Redundant Vectors in Singular Value Decomposition

Question

Consider a matrix $A\in\mathbb{R}^{2\times3}$. If I perform its Singular Value Decomposition, I'll get the following factorization-

$$A=U\Lambda V^T:U\in\mathbb{R}^{2\times2},~\Lambda\in\mathbb{R}^{2\times3},~V\in\mathbb{R}^{3\times3}$$

The non-zero values of the matrix $\Lambda$ would be its $(1,1)$ and $(2,2)$ elements (assuming a non-singular matrix A). Since the 3rd column of $\Lambda$ is entirely $0$, in the product $U\Lambda V^T$, the 3rd row of $V$ (also 3rd eigen-vector of $A^TA$) would contribute nothing towards the product of $A$. I could in theory replace that vector with anything, and the product $U\Lambda V^T=A$ would remain unchanged.

My question is, then how is the 3rd eigen-vector, in this case, uniquely determined if it contributes nothing to the product and changing it also doesn't change the product (I checked. It doesn't.)? Extending this argument, how are the eigen-vectors corresponding to $0$ eigen-values/singular values uniquely pinned down? Where is that degree of freedom going?

Answer 1

In singular value decomposition, the matrices $U$ and $V$ are orthonormal. That means i.e. that the Columns of $V$ and $U$ are orthonormal bases of the source to and goal space from which the matrix $A$ maps.

The columns in $V$ that correspond to the eigenvectors to eigenvalue $0$ are an orthonormal basis of the $kernel(A)$. Those are the components of directions $x$ which contribute nothing to $Ax$.

The columns in $U$ that correspond to the eigenvectors to eigenvalue $0$ are an orthonormal basis of $image(A)^\perp$. They correspond to the directions $Ax$ cant reach.

Answer 2

My question is, then how is the 3rd eigen-vector, in this case, uniquely determined if it contributes nothing to the product and changing it also doesn't change the product (I checked. It doesn't.)? Extending this argument, how are the eigen-vectors corresponding to 0 eigen-values/singular values uniquely pinned down? Where is that degree of freedom going?

First of all it isn't an eigenvector.
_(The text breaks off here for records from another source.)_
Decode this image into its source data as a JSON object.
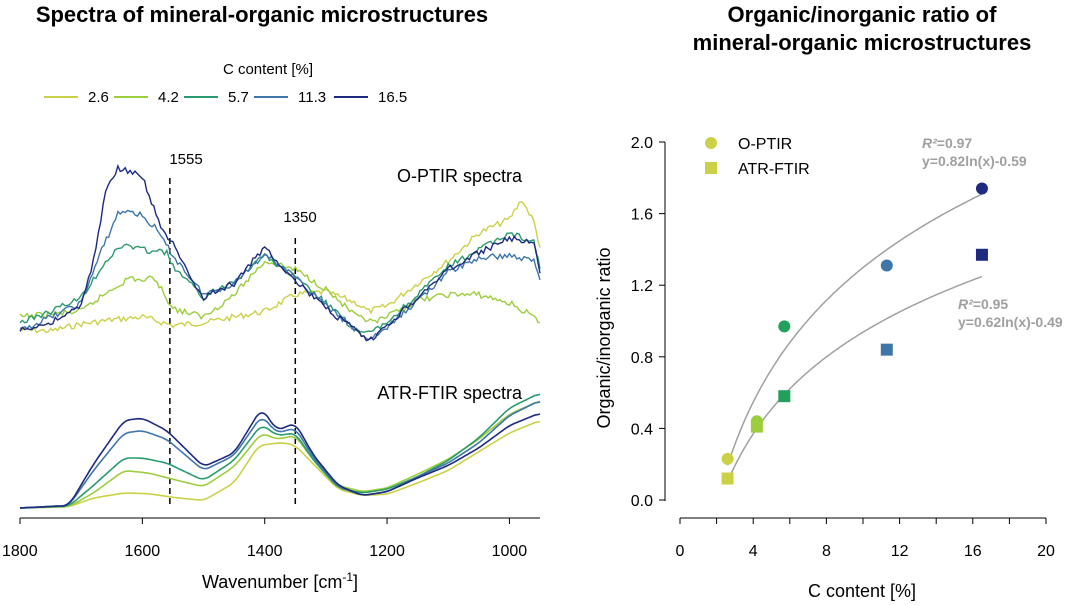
{
  "chart_data": [
    {
      "type": "line",
      "title": "Spectra of mineral-organic microstructures",
      "xlabel": "Wavenumber [cm",
      "xlabel_sup": "-1",
      "xlabel_close": "]",
      "xlim": [
        1800,
        950
      ],
      "x_reversed": true,
      "xticks": [
        1800,
        1600,
        1400,
        1200,
        1000
      ],
      "legend_title": "C content [%]",
      "legend_placement": "top",
      "panel_labels": {
        "optir": "O-PTIR spectra",
        "atr": "ATR-FTIR spectra"
      },
      "markers": [
        {
          "x": 1555,
          "label": "1555"
        },
        {
          "x": 1350,
          "label": "1350"
        }
      ],
      "series": [
        {
          "name": "2.6",
          "color": "#cbd147",
          "optir": [
            [
              1800,
              0.055
            ],
            [
              1750,
              0.05
            ],
            [
              1700,
              0.075
            ],
            [
              1650,
              0.09
            ],
            [
              1600,
              0.1
            ],
            [
              1550,
              0.07
            ],
            [
              1500,
              0.08
            ],
            [
              1450,
              0.1
            ],
            [
              1400,
              0.12
            ],
            [
              1350,
              0.18
            ],
            [
              1300,
              0.19
            ],
            [
              1250,
              0.15
            ],
            [
              1230,
              0.12
            ],
            [
              1200,
              0.14
            ],
            [
              1150,
              0.22
            ],
            [
              1100,
              0.3
            ],
            [
              1050,
              0.4
            ],
            [
              1000,
              0.45
            ],
            [
              980,
              0.52
            ],
            [
              960,
              0.44
            ],
            [
              950,
              0.35
            ]
          ],
          "atr": [
            [
              1800,
              0.0
            ],
            [
              1720,
              0.01
            ],
            [
              1680,
              0.08
            ],
            [
              1630,
              0.12
            ],
            [
              1590,
              0.115
            ],
            [
              1550,
              0.085
            ],
            [
              1500,
              0.06
            ],
            [
              1450,
              0.2
            ],
            [
              1410,
              0.5
            ],
            [
              1380,
              0.52
            ],
            [
              1365,
              0.52
            ],
            [
              1350,
              0.5
            ],
            [
              1320,
              0.35
            ],
            [
              1280,
              0.15
            ],
            [
              1240,
              0.1
            ],
            [
              1200,
              0.11
            ],
            [
              1150,
              0.2
            ],
            [
              1100,
              0.3
            ],
            [
              1050,
              0.45
            ],
            [
              1000,
              0.6
            ],
            [
              950,
              0.7
            ]
          ]
        },
        {
          "name": "4.2",
          "color": "#9ccd3c",
          "optir": [
            [
              1800,
              0.1
            ],
            [
              1750,
              0.11
            ],
            [
              1700,
              0.12
            ],
            [
              1650,
              0.2
            ],
            [
              1620,
              0.24
            ],
            [
              1600,
              0.23
            ],
            [
              1580,
              0.24
            ],
            [
              1550,
              0.13
            ],
            [
              1500,
              0.1
            ],
            [
              1450,
              0.18
            ],
            [
              1400,
              0.3
            ],
            [
              1350,
              0.27
            ],
            [
              1300,
              0.2
            ],
            [
              1250,
              0.1
            ],
            [
              1220,
              0.08
            ],
            [
              1200,
              0.1
            ],
            [
              1150,
              0.16
            ],
            [
              1100,
              0.18
            ],
            [
              1050,
              0.18
            ],
            [
              1000,
              0.15
            ],
            [
              960,
              0.1
            ],
            [
              950,
              0.07
            ]
          ],
          "atr": [
            [
              1800,
              0.0
            ],
            [
              1720,
              0.01
            ],
            [
              1680,
              0.12
            ],
            [
              1630,
              0.3
            ],
            [
              1590,
              0.28
            ],
            [
              1550,
              0.23
            ],
            [
              1500,
              0.17
            ],
            [
              1450,
              0.33
            ],
            [
              1405,
              0.6
            ],
            [
              1380,
              0.55
            ],
            [
              1350,
              0.58
            ],
            [
              1320,
              0.38
            ],
            [
              1280,
              0.18
            ],
            [
              1240,
              0.13
            ],
            [
              1200,
              0.16
            ],
            [
              1150,
              0.27
            ],
            [
              1100,
              0.39
            ],
            [
              1050,
              0.55
            ],
            [
              1000,
              0.75
            ],
            [
              950,
              0.86
            ]
          ]
        },
        {
          "name": "5.7",
          "color": "#2a9b6e",
          "optir": [
            [
              1800,
              0.08
            ],
            [
              1750,
              0.12
            ],
            [
              1700,
              0.17
            ],
            [
              1660,
              0.3
            ],
            [
              1630,
              0.36
            ],
            [
              1600,
              0.34
            ],
            [
              1560,
              0.33
            ],
            [
              1550,
              0.28
            ],
            [
              1500,
              0.17
            ],
            [
              1450,
              0.23
            ],
            [
              1400,
              0.32
            ],
            [
              1350,
              0.24
            ],
            [
              1300,
              0.15
            ],
            [
              1250,
              0.05
            ],
            [
              1230,
              0.04
            ],
            [
              1200,
              0.08
            ],
            [
              1150,
              0.18
            ],
            [
              1100,
              0.28
            ],
            [
              1050,
              0.34
            ],
            [
              1000,
              0.4
            ],
            [
              960,
              0.37
            ],
            [
              950,
              0.27
            ]
          ],
          "atr": [
            [
              1800,
              0.0
            ],
            [
              1720,
              0.015
            ],
            [
              1680,
              0.18
            ],
            [
              1630,
              0.4
            ],
            [
              1600,
              0.4
            ],
            [
              1560,
              0.36
            ],
            [
              1500,
              0.22
            ],
            [
              1450,
              0.38
            ],
            [
              1405,
              0.67
            ],
            [
              1380,
              0.58
            ],
            [
              1350,
              0.6
            ],
            [
              1320,
              0.38
            ],
            [
              1280,
              0.16
            ],
            [
              1240,
              0.12
            ],
            [
              1200,
              0.15
            ],
            [
              1150,
              0.25
            ],
            [
              1100,
              0.38
            ],
            [
              1050,
              0.56
            ],
            [
              1000,
              0.8
            ],
            [
              950,
              0.92
            ]
          ]
        },
        {
          "name": "11.3",
          "color": "#3e76aa",
          "optir": [
            [
              1800,
              0.05
            ],
            [
              1750,
              0.1
            ],
            [
              1700,
              0.15
            ],
            [
              1670,
              0.32
            ],
            [
              1640,
              0.47
            ],
            [
              1620,
              0.48
            ],
            [
              1600,
              0.46
            ],
            [
              1580,
              0.42
            ],
            [
              1550,
              0.32
            ],
            [
              1500,
              0.18
            ],
            [
              1450,
              0.22
            ],
            [
              1400,
              0.33
            ],
            [
              1350,
              0.24
            ],
            [
              1300,
              0.14
            ],
            [
              1250,
              0.05
            ],
            [
              1230,
              0.02
            ],
            [
              1200,
              0.06
            ],
            [
              1150,
              0.16
            ],
            [
              1100,
              0.26
            ],
            [
              1050,
              0.31
            ],
            [
              1000,
              0.32
            ],
            [
              960,
              0.3
            ],
            [
              950,
              0.24
            ]
          ],
          "atr": [
            [
              1800,
              0.0
            ],
            [
              1720,
              0.02
            ],
            [
              1680,
              0.3
            ],
            [
              1630,
              0.6
            ],
            [
              1600,
              0.62
            ],
            [
              1560,
              0.55
            ],
            [
              1500,
              0.3
            ],
            [
              1450,
              0.42
            ],
            [
              1405,
              0.74
            ],
            [
              1380,
              0.6
            ],
            [
              1350,
              0.64
            ],
            [
              1320,
              0.4
            ],
            [
              1280,
              0.17
            ],
            [
              1240,
              0.1
            ],
            [
              1200,
              0.13
            ],
            [
              1150,
              0.25
            ],
            [
              1100,
              0.36
            ],
            [
              1050,
              0.52
            ],
            [
              1000,
              0.74
            ],
            [
              950,
              0.86
            ]
          ]
        },
        {
          "name": "16.5",
          "color": "#1d2a80",
          "optir": [
            [
              1800,
              0.05
            ],
            [
              1750,
              0.08
            ],
            [
              1700,
              0.14
            ],
            [
              1680,
              0.3
            ],
            [
              1660,
              0.55
            ],
            [
              1640,
              0.63
            ],
            [
              1620,
              0.62
            ],
            [
              1600,
              0.6
            ],
            [
              1570,
              0.42
            ],
            [
              1550,
              0.36
            ],
            [
              1520,
              0.23
            ],
            [
              1500,
              0.17
            ],
            [
              1450,
              0.22
            ],
            [
              1400,
              0.35
            ],
            [
              1350,
              0.23
            ],
            [
              1300,
              0.13
            ],
            [
              1250,
              0.05
            ],
            [
              1230,
              0.01
            ],
            [
              1200,
              0.07
            ],
            [
              1150,
              0.17
            ],
            [
              1100,
              0.27
            ],
            [
              1050,
              0.33
            ],
            [
              1000,
              0.38
            ],
            [
              960,
              0.37
            ],
            [
              950,
              0.25
            ]
          ],
          "atr": [
            [
              1800,
              0.0
            ],
            [
              1720,
              0.02
            ],
            [
              1680,
              0.35
            ],
            [
              1630,
              0.7
            ],
            [
              1600,
              0.72
            ],
            [
              1560,
              0.62
            ],
            [
              1500,
              0.33
            ],
            [
              1450,
              0.44
            ],
            [
              1405,
              0.8
            ],
            [
              1380,
              0.62
            ],
            [
              1350,
              0.68
            ],
            [
              1320,
              0.42
            ],
            [
              1280,
              0.18
            ],
            [
              1240,
              0.1
            ],
            [
              1200,
              0.13
            ],
            [
              1150,
              0.24
            ],
            [
              1100,
              0.34
            ],
            [
              1050,
              0.48
            ],
            [
              1000,
              0.66
            ],
            [
              950,
              0.76
            ]
          ]
        }
      ]
    },
    {
      "type": "scatter",
      "title": "Organic/inorganic ratio of",
      "title_line2": "mineral-organic microstructures",
      "xlabel": "C content [%]",
      "ylabel": "Organic/inorganic ratio",
      "xlim": [
        0,
        20
      ],
      "ylim": [
        0,
        2.0
      ],
      "xticks": [
        0,
        4,
        8,
        12,
        16,
        20
      ],
      "yticks": [
        "0.0",
        "0.4",
        "0.8",
        "1.2",
        "1.6",
        "2.0"
      ],
      "legend_placement": "top-left",
      "series": [
        {
          "name": "O-PTIR",
          "marker": "circle",
          "points": [
            {
              "x": 2.6,
              "y": 0.23,
              "color": "#cbd147"
            },
            {
              "x": 4.2,
              "y": 0.44,
              "color": "#9ccd3c"
            },
            {
              "x": 5.7,
              "y": 0.97,
              "color": "#22a05b"
            },
            {
              "x": 11.3,
              "y": 1.31,
              "color": "#3e76aa"
            },
            {
              "x": 16.5,
              "y": 1.74,
              "color": "#1d2a80"
            }
          ],
          "fit": {
            "a": 0.82,
            "b": -0.59,
            "r2_label": "R²=0.97",
            "eq_label": "y=0.82ln(x)-0.59",
            "xrange": [
              2.6,
              16.5
            ]
          }
        },
        {
          "name": "ATR-FTIR",
          "marker": "square",
          "points": [
            {
              "x": 2.6,
              "y": 0.12,
              "color": "#cbd147"
            },
            {
              "x": 4.2,
              "y": 0.41,
              "color": "#9ccd3c"
            },
            {
              "x": 5.7,
              "y": 0.58,
              "color": "#22a05b"
            },
            {
              "x": 11.3,
              "y": 0.84,
              "color": "#3e76aa"
            },
            {
              "x": 16.5,
              "y": 1.37,
              "color": "#1d2a80"
            }
          ],
          "fit": {
            "a": 0.62,
            "b": -0.49,
            "r2_label": "R²=0.95",
            "eq_label": "y=0.62ln(x)-0.49",
            "xrange": [
              2.6,
              16.5
            ]
          }
        }
      ],
      "legend_color": "#cbd147",
      "fit_line_color": "#a0a0a0",
      "annotation_color": "#a0a0a0"
    }
  ]
}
There are left and right singular vectors for the singular value decomposition.

Supposing $A \in \mathbb{C}^{m \times n} $ the SVD is

$$A_{m \times n} = U_{m \times m} \Sigma_{m \times n} V_{n \times n}^{*} $$

Notably, if the rank of the matrix is only $r$ then we only have $r$ singular values. We can truncate the singular value decomposition. It is as follows $$A_{m \times n} = U_{m \times r} \Sigma_{r \times r} V_{r \times n}^{*} $$

This can be visually seen as the following.

This follows from how the SVD is obtained. The singular values are the square roots of the eigenvalues of the covariance matrix $A^{T}A $ or $AA^{T}$

$$AA^{*} = (U\Sigma V^{*}) (U\Sigma V^{*})^{*} $$ $$AA^{*} = U\Sigma V^{*} V\Sigma^{*} U^{*} $$

$V^{*}V = VV^{*} = I $

$$AA^{*} = U\Sigma \Sigma^{*} U^{*} $$

$ \Sigma \Sigma^{*} = \Sigma^{2} = \Lambda $

$$AA^{*} = U \Lambda U^{*} $$

The left singular vectors

other way, now

$$A^{*}A = (U\Sigma V^{*})^{*} (U\Sigma V^{*}) $$ $$A^{*}A = V\Sigma^{*} U^{*} U\Sigma V^{*} $$

$$UU^{*} = U^{*}U =I $$

$$A^{*}A = V\Sigma^{*}\Sigma V^{*} $$ $$ \Sigma^{*}\Sigma = \Lambda $$ $$A^{*}A = V \Lambda V^{*} $$ Giving us the right singular vectors

Now the same idea follows through for truncated eigenvalue decomp.

$$ A_{m \times m} = V_{m \times m} \Lambda_{m \times m} V_{m \times m}^{*} $$

if the rank of the matrix is $r$ we have 0's there

$$ A_{m \times m} = V_{m \times r} \Lambda_{r \times r} V_{r \times m}^{*} $$

In a machine, they'd be very close to machine precision if the rank if $r$. You have two choices, you can get the full decomposition and you'd have singular values that are around $1e-16$ or choose a truncated one.